Two independent trajectories have prompted me to think about data literacy and its relevance lately. I’ll focus specifically on social data in the rest of this post, i.e. the information we generate on Facebook and similar services, though I think there are cases where these ideas may apply to other kinds of data as well.
In late February I attended the Cognitive Cities Conference, an event about the digital future of urbanity. Many presentations at CoCities incorporated statistics and flashy visualizations (traffic patterns, the journey of household trash to a landfill), and the importance of data was a recurring theme. It seemed to me like there was a slight uneasiness among the speakers in the face of the huge projection (which showed a colorful rendition of the presenter’s face at the beginning of each talk) and the ultramodern, Arduino-lit installation on the podium, activated by the speaker’s voice. Awe of such digital embellishments was mixed with embarrassment: Please, I’m not nearly as cool as that thing makes me look, many speakers seemed to say. Their reaction reflected a lingering consciousness of the risks posed by uncritical techno-fetishism that characterized the event for me. The digital future of cities, it became clear in the course of the two-day conference, will be intricately linked to our own future. Will we be smart mobs (or, even better, smart individuals), or dumb blobs of data, waiting to be mined by companies and government bureaucracies? Will we program or be programed?
One commentator aptly pointed out that a visualization of bike travel patterns in New York City didn’t really reveal anything a local wouldn’t know without rendering a graph, but the futurists were undeterred — and believe me when I say that I totally get why. All this data we all generate — whether it means something or not — can be analyzed, mined, visualized and repackaged in sophisticated rhetorical pastiches that blur the boundary between information and art. Data is being used to sell products, frame political statements and make scientific arguments. It is used to get insane valuations from investors, valuations ultimately based on the assumption that in the digital future, human behavior will be predictable in ways previously unimaginable. If code is law, data is capital.

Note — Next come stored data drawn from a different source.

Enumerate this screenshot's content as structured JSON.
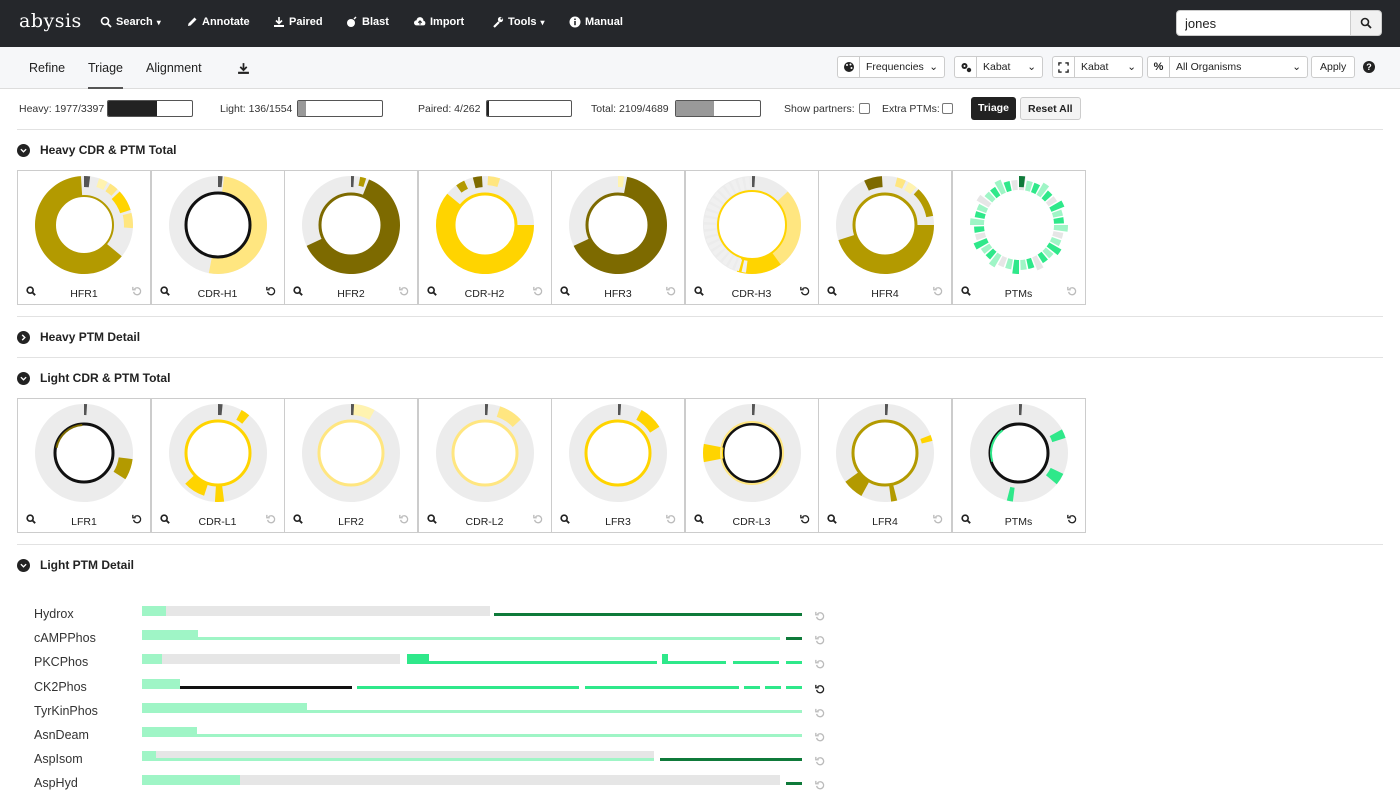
{
  "app": {
    "logo": "abysis"
  },
  "nav": {
    "items": [
      {
        "label": "Search",
        "icon": "search-icon",
        "caret": true
      },
      {
        "label": "Annotate",
        "icon": "pencil-icon"
      },
      {
        "label": "Paired",
        "icon": "download-icon"
      },
      {
        "label": "Blast",
        "icon": "bomb-icon"
      },
      {
        "label": "Import",
        "icon": "cloud-upload-icon"
      },
      {
        "label": "Tools",
        "icon": "wrench-icon",
        "caret": true
      },
      {
        "label": "Manual",
        "icon": "info-circle-icon"
      }
    ],
    "search_value": "jones"
  },
  "tabs": [
    {
      "label": "Refine"
    },
    {
      "label": "Triage",
      "active": true
    },
    {
      "label": "Alignment"
    }
  ],
  "controls": {
    "color_mode": "Frequencies",
    "numbering": "Kabat",
    "region": "Kabat",
    "organism": "All Organisms",
    "apply": "Apply"
  },
  "stats": {
    "heavy": "Heavy: 1977/3397",
    "heavy_frac": 0.58,
    "light": "Light: 136/1554",
    "light_frac": 0.09,
    "paired": "Paired: 4/262",
    "paired_frac": 0.02,
    "total": "Total: 2109/4689",
    "total_frac": 0.45,
    "show_partners": "Show partners:",
    "extra_ptms": "Extra PTMs:",
    "triage": "Triage",
    "reset_all": "Reset All"
  },
  "sections": {
    "heavy_cdr": "Heavy CDR & PTM Total",
    "heavy_ptm": "Heavy PTM Detail",
    "light_cdr": "Light CDR & PTM Total",
    "light_ptm": "Light PTM Detail"
  },
  "colors": {
    "olive_dark": "#7d6a00",
    "olive": "#b39a00",
    "gold": "#ffd400",
    "yellow_light": "#ffe680",
    "yellow_pale": "#fff3b0",
    "green": "#2fe88a",
    "green_light": "#9ff5c6",
    "green_dark": "#0f7a3a",
    "grey": "#ececec"
  },
  "heavy_charts": [
    {
      "label": "HFR1",
      "rings": [
        {
          "f": 0.62,
          "c": "olive"
        }
      ],
      "segs": [
        [
          0.03,
          "#555"
        ],
        [
          0.05,
          "yellow_pale"
        ],
        [
          0.06,
          "yellow_light"
        ],
        [
          0.07,
          "gold"
        ],
        [
          0.05,
          "yellow_light"
        ]
      ],
      "reset_active": false
    },
    {
      "label": "CDR-H1",
      "rings": [
        {
          "f": 0.42,
          "c": "yellow_light",
          "inner": "#111"
        }
      ],
      "reset_active": true
    },
    {
      "label": "HFR2",
      "rings": [
        {
          "f": 0.65,
          "c": "olive_dark"
        }
      ],
      "reset_active": false
    },
    {
      "label": "CDR-H2",
      "rings": [
        {
          "f": 0.7,
          "c": "gold"
        }
      ],
      "reset_active": false
    },
    {
      "label": "HFR3",
      "rings": [
        {
          "f": 0.6,
          "c": "olive_dark"
        }
      ],
      "reset_active": false
    },
    {
      "label": "CDR-H3",
      "rings": [
        {
          "f": 0.45,
          "c": "gold"
        }
      ],
      "reset_active": true
    },
    {
      "label": "HFR4",
      "rings": [
        {
          "f": 0.58,
          "c": "olive"
        }
      ],
      "reset_active": false
    },
    {
      "label": "PTMs",
      "rings": [
        {
          "f": 1.0,
          "c": "green"
        }
      ],
      "reset_active": false
    }
  ],
  "light_charts": [
    {
      "label": "LFR1",
      "reset_active": true
    },
    {
      "label": "CDR-L1",
      "reset_active": false
    },
    {
      "label": "LFR2",
      "reset_active": false
    },
    {
      "label": "CDR-L2",
      "reset_active": false
    },
    {
      "label": "LFR3",
      "reset_active": false
    },
    {
      "label": "CDR-L3",
      "reset_active": true
    },
    {
      "label": "LFR4",
      "reset_active": false
    },
    {
      "label": "PTMs",
      "reset_active": true
    }
  ],
  "light_ptm_rows": [
    {
      "label": "Hydrox",
      "reset_active": false
    },
    {
      "label": "cAMPPhos",
      "reset_active": false
    },
    {
      "label": "PKCPhos",
      "reset_active": false
    },
    {
      "label": "CK2Phos",
      "reset_active": true
    },
    {
      "label": "TyrKinPhos",
      "reset_active": false
    },
    {
      "label": "AsnDeam",
      "reset_active": false
    },
    {
      "label": "AspIsom",
      "reset_active": false
    },
    {
      "label": "AspHyd",
      "reset_active": false
    }
  ]
}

The persuasiveness of digital data is owed to its degree of abstraction. The visualization of a set of data is a Russian doll of abstraction. It’s an interpretation based on implicit assumptions (What is highlighted? What is left out?), and on something (data) that also has a fluid and subjective relation to the world (What are friends on Facebook? Is there any relation between real friends and Facebook friends?). The raison d’être of social data is that something or someone external to us has generated it, making it seemingly superior evidence to our personal intuitions. But the frame in which the behavior takes place that the data perpetrates to describe conditions the possible options. The existence of a relationship status field makes the question of whether 500 million people are single or in a relationship (and whether their relationship is complicated) a public issue. By asking the question you’re conditioning the answer.
A second trajectory is the work on Twitter hashtag datasets we do in Düsseldorf as part of the Junior Researchers Group “Science and the Internet”. We’ve been using graph analysis and other procedures to figure out who is talking to whom and what’s being retweeted. The recent shutdown of TwapperKeeper has forced us to find our own custom solution for archiving tweets. In the process of looking for a fix, I discovered Amazon AWS and experimented with cloud-based data collection. I was up until 4am last night because I was so fascinated by the ability to launch a highly customized virtual server at the click of a button. Geeky as that may be, virtualization really empowers developers. It used to be that you needed access to a physical server for this kind of data collection — perhaps an old machine sitting in your office running 24/7, or, if you were a bit more professional, a machine provide by your university’s computing services. Or you could rent a commercial server, assuming you could afford it. But you couldn’t just click “launch instance”. You had to handle your resources carefully.
Not anymore. Not only is “web space” cheap or free (that happened a few years ago), but virtual computing power has become a commodity that you can use in a flexible way to do whatever you want to get done — collect data, do complex computations, anything. The one barrier that remains between the individual and this kind of digital self-empowerment is data literacy (in the connected world, that is, which means by no means everywhere). It is hard to imagine a future where those who are literate will not have a significant advantage over those who aren’t, because that barrier is unlikely to disappear as rapidly as economic hurdles are.
My take on this is not entirely positive. The increasing semantification of digital information and ubiquity of data makes arguments based on data and communicated via visualizations increasingly popular. Data-based argumentation can be deceitful or built on false premises, just like any other form of rhetoric. Data literacy must therefor not only be concerned with the technical dimension of data usage, but also with a critical reflection of the data’s relationship to the world. Add to this questions of ownership (Whose data is it?), control (Is the data being used to make inferences about people without their knowledge?) and trust (Are you dealing with a reliable data source?) and you have a rough sketch of what data literacy might look like.
Should we start teaching this stuff in school, as for example Adam Greenfield suggests? Or is data literacy a technocrat’s pipe dream, touted in order to make something appear universally relevant that really concerns only a small group of nerds?
Are our visualizations the ghosts from outer space that author Warren Ellis conjured in his closing speech at CoCities, phantasms that pretend to signify something, but ultimately mean nothing? Let me know what you think.